Menyusuri lembah dan gersangnya perbukitan gurun pasir, tanpa banyak bertanya Siti Hajar sambil membawa Ismail mengikuti jejak Ibrahim. Perjalanan dari Palestina menuju wilayah bagian Arab  terhenti di sebuah lembah yang tidak berpenghuni (Mekkah saat ini).

Nabi Ibrahim tiba-tiba berjalan, berbalik arah dan kembali ke Palestina tanpa mengatakan apapun. Dengan bijaksana bertanya Siti Hajar pada Ibrahim, “Ya Ibrahim, kau hendak kemana?”. Ibrahim terus melangkah dan tidak menjawab. Masih membutuhkan jawaban, Siti Hajar kembali bertanya, “Ibrahim apakah kamu hendak meninggalkan kami di sini?”. Tidak ada jawaban dari Ibrahim.  Kebijaksanaan dari Siti Hajar membuat beban dan langkah Ibrahim untuk meninggalkan keduanya semakin berat.

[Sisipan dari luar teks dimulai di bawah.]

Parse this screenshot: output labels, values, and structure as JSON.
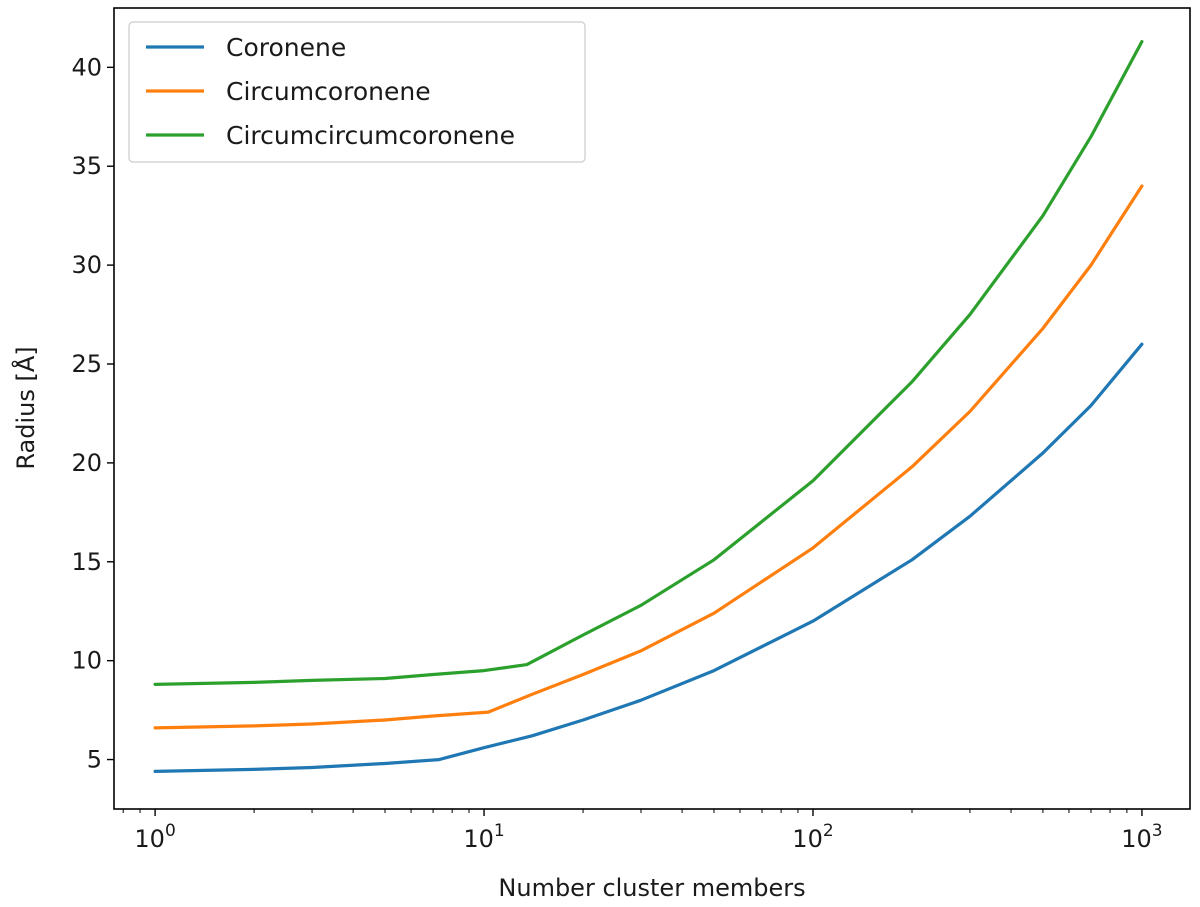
{
  "chart_data": {
    "type": "line",
    "title": "",
    "xlabel": "Number cluster members",
    "ylabel": "Radius [Å]",
    "xscale": "log",
    "xlim": [
      0.75,
      1400
    ],
    "ylim": [
      2.5,
      43
    ],
    "xticks": [
      {
        "value": 1,
        "base": "10",
        "exp": "0"
      },
      {
        "value": 10,
        "base": "10",
        "exp": "1"
      },
      {
        "value": 100,
        "base": "10",
        "exp": "2"
      },
      {
        "value": 1000,
        "base": "10",
        "exp": "3"
      }
    ],
    "yticks": [
      5,
      10,
      15,
      20,
      25,
      30,
      35,
      40
    ],
    "grid": false,
    "legend_position": "top-left",
    "series": [
      {
        "name": "Coronene",
        "color": "#1f77b4",
        "x": [
          1,
          2,
          3,
          5,
          7.3,
          10,
          14,
          20,
          30,
          50,
          100,
          200,
          300,
          500,
          700,
          1000
        ],
        "y": [
          4.4,
          4.5,
          4.6,
          4.8,
          5.0,
          5.6,
          6.2,
          7.0,
          8.0,
          9.5,
          12.0,
          15.1,
          17.3,
          20.5,
          22.9,
          26.0
        ]
      },
      {
        "name": "Circumcoronene",
        "color": "#ff7f0e",
        "x": [
          1,
          2,
          3,
          5,
          7,
          10.3,
          14,
          20,
          30,
          50,
          100,
          200,
          300,
          500,
          700,
          1000
        ],
        "y": [
          6.6,
          6.7,
          6.8,
          7.0,
          7.2,
          7.4,
          8.3,
          9.3,
          10.5,
          12.4,
          15.7,
          19.8,
          22.6,
          26.8,
          30.0,
          34.0
        ]
      },
      {
        "name": "Circumcircumcoronene",
        "color": "#2ca02c",
        "x": [
          1,
          2,
          3,
          5,
          7,
          10,
          13.5,
          20,
          30,
          50,
          100,
          200,
          300,
          500,
          700,
          1000
        ],
        "y": [
          8.8,
          8.9,
          9.0,
          9.1,
          9.3,
          9.5,
          9.8,
          11.3,
          12.8,
          15.1,
          19.1,
          24.1,
          27.5,
          32.5,
          36.5,
          41.3
        ]
      }
    ]
  }
}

“Apakah ini perintah Allah?, tanya Siti Hajar yang membuat Ibrahim terus berjalan, membuka suara, mengiyakan. Namun dengan keimanan yang kuat Siti Hajar bahkan balik  menyakinkan Ibrahim agar tidak perlu mencemaskan keduanya. Siti Hajar kemudian menegaskan, “Kalau ini perintah Allah tentu Allah tidak akan menyia-nyiakan kami disini. Tidak ada pertanyaan setelah itu.            

Nabi Ibrahim melanjutkan perjalanan kembali ke Palestina. Kembali menemui Siti Sarah dan Ishak karena sudah lama ia tinggalkan.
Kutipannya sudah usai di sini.